Schandalig dat het Ministerie van Onderwijs en schooldirecties zoiets niet beter afstemmen met alle gedupeerden. Mijn eigen lokale editie van het Algemeen Dagblad vond het gejammer zelfs zó belangrijk dat ze er een prominente plek op de cover voor inruimde. Met een grote foto erbij van twee vriendelijk lachende brildragers met hun drie spruiten. Compleet met rijwiel. De nieuwe schoolroosters dwingen hen voortaan om helemaal door Nijkerk te moeten fietsen. Ga er maar aanstaan. Een onmenselijke uitdaging die bovenmenselijke inspanningen vergt. Het wordt steeds gekker. Hoe langer de oorlog duurt, hoe bedenkelijker de berichtgeving.

De moeder van het gezin raakt helemaal in de stress nu haar leven zo ingewikkeld dreigt te worden. De kwallenplaag begint vroeg dit jaar. Je zou zulke lui toch spontaan een schop onder hun hol geven.  Hebben zij zélf die blagen niet op de wereld gezet? Of is er iemand geweest die ze ertoe gedwongen heeft? Om een lang verhaal kort te maken komt het er vooral op neer dat het eigenlijk niet in hun overvolle sociale agenda’s past. Te weinig tijd. Te druk om hun eigen kids op te voeden. Misschien moet premier Rutte in nauw overleg met Louis van Gaal en Özcan Akyol maar eens een protocol opstellen met richtlijnen waaraan toekomstige ouders zich dienen te houden. Alleen het idee al zou tot een volksoproer leiden. Nóg meer gezanik!
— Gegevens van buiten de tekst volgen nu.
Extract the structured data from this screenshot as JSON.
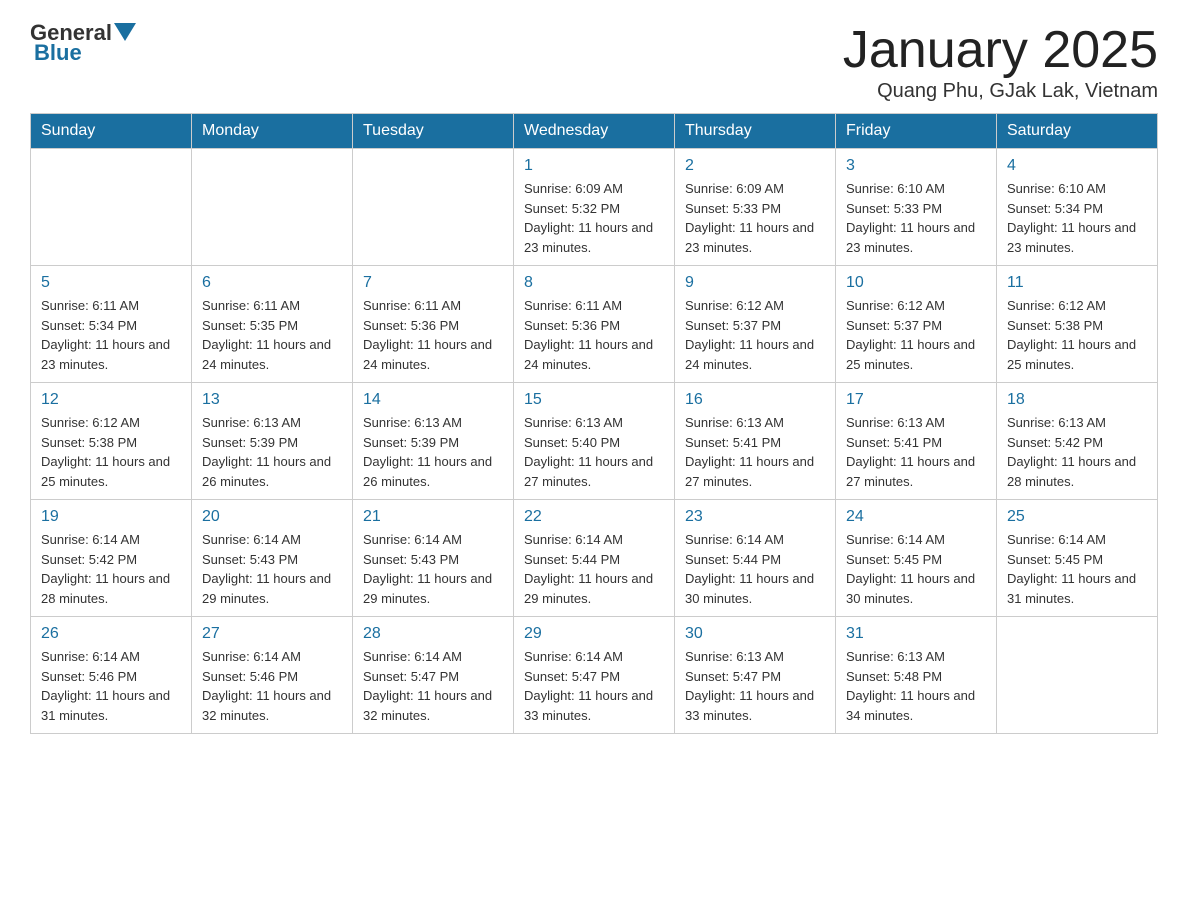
{
  "header": {
    "logo": {
      "text_general": "General",
      "text_blue": "Blue",
      "arrow": "▲"
    },
    "title": "January 2025",
    "location": "Quang Phu, GJak Lak, Vietnam"
  },
  "weekdays": [
    "Sunday",
    "Monday",
    "Tuesday",
    "Wednesday",
    "Thursday",
    "Friday",
    "Saturday"
  ],
  "weeks": [
    [
      {
        "day": "",
        "info": ""
      },
      {
        "day": "",
        "info": ""
      },
      {
        "day": "",
        "info": ""
      },
      {
        "day": "1",
        "info": "Sunrise: 6:09 AM\nSunset: 5:32 PM\nDaylight: 11 hours and 23 minutes."
      },
      {
        "day": "2",
        "info": "Sunrise: 6:09 AM\nSunset: 5:33 PM\nDaylight: 11 hours and 23 minutes."
      },
      {
        "day": "3",
        "info": "Sunrise: 6:10 AM\nSunset: 5:33 PM\nDaylight: 11 hours and 23 minutes."
      },
      {
        "day": "4",
        "info": "Sunrise: 6:10 AM\nSunset: 5:34 PM\nDaylight: 11 hours and 23 minutes."
      }
    ],
    [
      {
        "day": "5",
        "info": "Sunrise: 6:11 AM\nSunset: 5:34 PM\nDaylight: 11 hours and 23 minutes."
      },
      {
        "day": "6",
        "info": "Sunrise: 6:11 AM\nSunset: 5:35 PM\nDaylight: 11 hours and 24 minutes."
      },
      {
        "day": "7",
        "info": "Sunrise: 6:11 AM\nSunset: 5:36 PM\nDaylight: 11 hours and 24 minutes."
      },
      {
        "day": "8",
        "info": "Sunrise: 6:11 AM\nSunset: 5:36 PM\nDaylight: 11 hours and 24 minutes."
      },
      {
        "day": "9",
        "info": "Sunrise: 6:12 AM\nSunset: 5:37 PM\nDaylight: 11 hours and 24 minutes."
      },
      {
        "day": "10",
        "info": "Sunrise: 6:12 AM\nSunset: 5:37 PM\nDaylight: 11 hours and 25 minutes."
      },
      {
        "day": "11",
        "info": "Sunrise: 6:12 AM\nSunset: 5:38 PM\nDaylight: 11 hours and 25 minutes."
      }
    ],
    [
      {
        "day": "12",
        "info": "Sunrise: 6:12 AM\nSunset: 5:38 PM\nDaylight: 11 hours and 25 minutes."
      },
      {
        "day": "13",
        "info": "Sunrise: 6:13 AM\nSunset: 5:39 PM\nDaylight: 11 hours and 26 minutes."
      },
      {
        "day": "14",
        "info": "Sunrise: 6:13 AM\nSunset: 5:39 PM\nDaylight: 11 hours and 26 minutes."
      },
      {
        "day": "15",
        "info": "Sunrise: 6:13 AM\nSunset: 5:40 PM\nDaylight: 11 hours and 27 minutes."
      },
      {
        "day": "16",
        "info": "Sunrise: 6:13 AM\nSunset: 5:41 PM\nDaylight: 11 hours and 27 minutes."
      },
      {
        "day": "17",
        "info": "Sunrise: 6:13 AM\nSunset: 5:41 PM\nDaylight: 11 hours and 27 minutes."
      },
      {
        "day": "18",
        "info": "Sunrise: 6:13 AM\nSunset: 5:42 PM\nDaylight: 11 hours and 28 minutes."
      }
    ],
    [
      {
        "day": "19",
        "info": "Sunrise: 6:14 AM\nSunset: 5:42 PM\nDaylight: 11 hours and 28 minutes."
      },
      {
        "day": "20",
        "info": "Sunrise: 6:14 AM\nSunset: 5:43 PM\nDaylight: 11 hours and 29 minutes."
      },
      {
        "day": "21",
        "info": "Sunrise: 6:14 AM\nSunset: 5:43 PM\nDaylight: 11 hours and 29 minutes."
      },
      {
        "day": "22",
        "info": "Sunrise: 6:14 AM\nSunset: 5:44 PM\nDaylight: 11 hours and 29 minutes."
      },
      {
        "day": "23",
        "info": "Sunrise: 6:14 AM\nSunset: 5:44 PM\nDaylight: 11 hours and 30 minutes."
      },
      {
        "day": "24",
        "info": "Sunrise: 6:14 AM\nSunset: 5:45 PM\nDaylight: 11 hours and 30 minutes."
      },
      {
        "day": "25",
        "info": "Sunrise: 6:14 AM\nSunset: 5:45 PM\nDaylight: 11 hours and 31 minutes."
      }
    ],
    [
      {
        "day": "26",
        "info": "Sunrise: 6:14 AM\nSunset: 5:46 PM\nDaylight: 11 hours and 31 minutes."
      },
      {
        "day": "27",
        "info": "Sunrise: 6:14 AM\nSunset: 5:46 PM\nDaylight: 11 hours and 32 minutes."
      },
      {
        "day": "28",
        "info": "Sunrise: 6:14 AM\nSunset: 5:47 PM\nDaylight: 11 hours and 32 minutes."
      },
      {
        "day": "29",
        "info": "Sunrise: 6:14 AM\nSunset: 5:47 PM\nDaylight: 11 hours and 33 minutes."
      },
      {
        "day": "30",
        "info": "Sunrise: 6:13 AM\nSunset: 5:47 PM\nDaylight: 11 hours and 33 minutes."
      },
      {
        "day": "31",
        "info": "Sunrise: 6:13 AM\nSunset: 5:48 PM\nDaylight: 11 hours and 34 minutes."
      },
      {
        "day": "",
        "info": ""
      }
    ]
  ],
  "colors": {
    "header_bg": "#1a6fa0",
    "accent": "#1a6fa0"
  }
}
Protocollen horen helemaal bij het nieuwe nu. Wen er maar vast aan. Nederlanders worden van oudsher al doodgegooid met regeltjes. Het gaat nu van kwaad naar erger. Véél erger. Overal komt een protocol voor. Voor in de auto. Voor in de trein. Voor bij de kapper. Voor op school. Voor bij de sportclub. Voor op het terras. Voor in een restaurant. Wie na 1 juni buiten de deur gaat eten staat een heus intakegesprek te wachten, dat naderhand ongetwijfeld in rekening verwerkt wordt. Iets mag niet zus. Het moet zo. Dit mag niet. Dat is verboden. En voor, tijdens en na elke handeling vooral niet vergeten de handen te wassen. Net zo lang schrobben, poetsen en boenen tot de vellen er bij hangen! De handen er afhakken zou wellicht praktischer zijn. Bespaart veel werk, water én irritatie.

Heel toevallig was ik een aantal dagen geleden getuige van hoe ze bij een honkbalclub bij mij in de buurt zo’n protocol naleven. Toen ik er langsliep zat een handjevol jeugdleden er voor de poort te wachten. Er kwam juist op dat moment een meneer aanlopen om de boys op te halen. Individueel die 50 meter afleggen naar het veld mag niet meer volgens het protocol. Wie verzint zoiets? Het is al een wonder dat die arme kinderen nog zelfstandig mogen ademhalen. Ik kon de beste man nog juist horen zeggen dat de jongens op anderhalve meter afstand van elkaar moesten blijven. En dan gelooft iedereen meteen dat die honkballertjes voordat ze plaatsnamen op de slagplaat wél de voorgeschreven afstand van elkaar hielden. Ja, welterusten. Slaap lekker verder. Houd moed.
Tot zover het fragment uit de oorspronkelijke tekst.